A compter du 1er décembre 2007, il a été affecté avec son accord à des fonctions d'Attaché de direction.
Il percevait un salaire mensuel brut de base de 2.008,73 €.
Depuis 1998, Monsieur [W] était élu membre titulaire au comité d'entreprise, délégué du personnel et désigné au CHSCT.
La relation de travail était soumise à la Convention collective nationale des chaînes d'hôtels et de restaurants.
Monsieur [W] a été placé en arrêt de travail à compter du 18 janvier 2012.
Dans le cadre d'une visite de pré-reprise, le médecin du travail a émis le 8 mars 2013 un avis d'inaptitude temporaire dans les termes suivants : « Inapte au poste, temporairement, pourrait être apte à son poste dans un autre établissement ».
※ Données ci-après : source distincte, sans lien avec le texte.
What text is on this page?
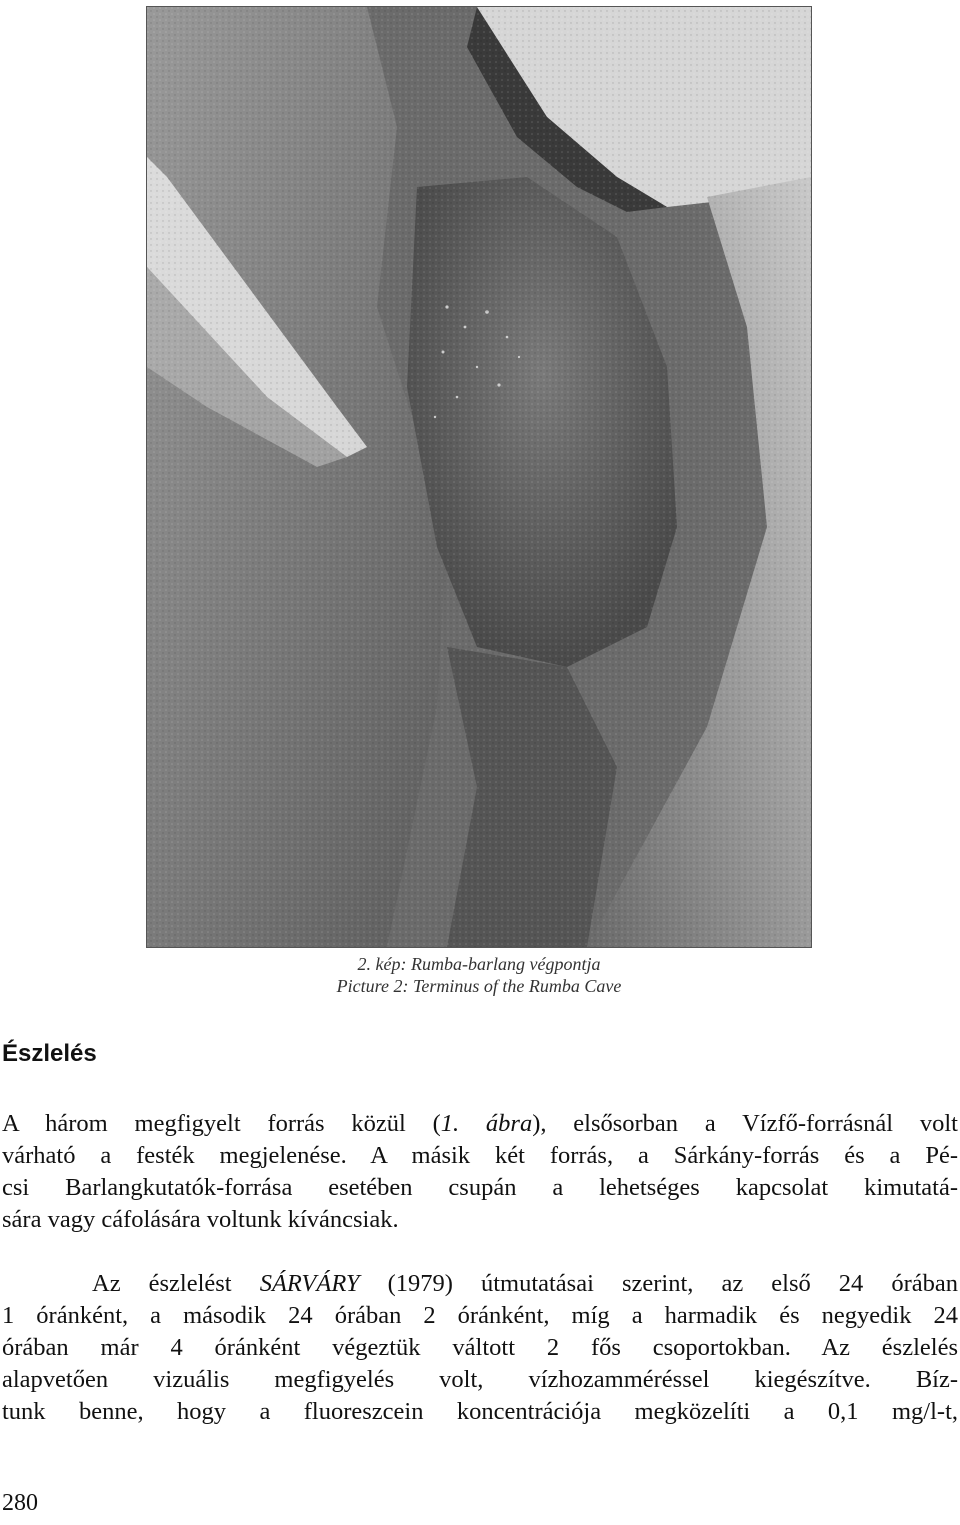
2. kép: Rumba-barlang végpontja
Picture 2: Terminus of the Rumba Cave
Észlelés
A három megfigyelt forrás közül (1. ábra), elsősorban a Vízfő-forrásnál volt
várható a festék megjelenése. A másik két forrás, a Sárkány-forrás és a Pé-
csi Barlangkutatók-forrása esetében csupán a lehetséges kapcsolat kimutatá-
sára vagy cáfolására voltunk kíváncsiak.
Az észlelést SÁRVÁRY (1979) útmutatásai szerint, az első 24 órában
1 óránként, a második 24 órában 2 óránként, míg a harmadik és negyedik 24
órában már 4 óránként végeztük váltott 2 fős csoportokban. Az észlelés
alapvetően vizuális megfigyelés volt, vízhozamméréssel kiegészítve. Bíz-
tunk benne, hogy a fluoreszcein koncentrációja megközelíti a 0,1 mg/l-t,
280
Dans un second avis du 25 mars 2013, le médecin du travail l'a déclaré inapte à son poste de façon définitive dans l'entreprise.
Le salarié a été convoqué à un entretien préalable devant se tenir le 4 juin 2013 par courrier du 27 mai 2013, au motif qu'il n'y avait pas de reclassement possible.
Par décision en date du 16 décembre 2013, l'Inspection du travail a autorisé le licenciement de Monsieur [W].
Par courrier du 20 décembre 2013, son licenciement pour inaptitude lui a été notifié.
Saisi par Monsieur [W] d'une contestation de l'autorisation de licenciement délivrée par l'Inspection du travail, le tribunal administratif de Paris a rejeté la demande du salarié par décision du 5 mai 2015.
Monsieur [W] a saisi le conseil de prud'hommes de Paris le 20 mai 2015 afin de contester son licenciement et d'obtenir l'indemnisation du préjudice subi du fait du harcèlement moral dont il s'estimait victime.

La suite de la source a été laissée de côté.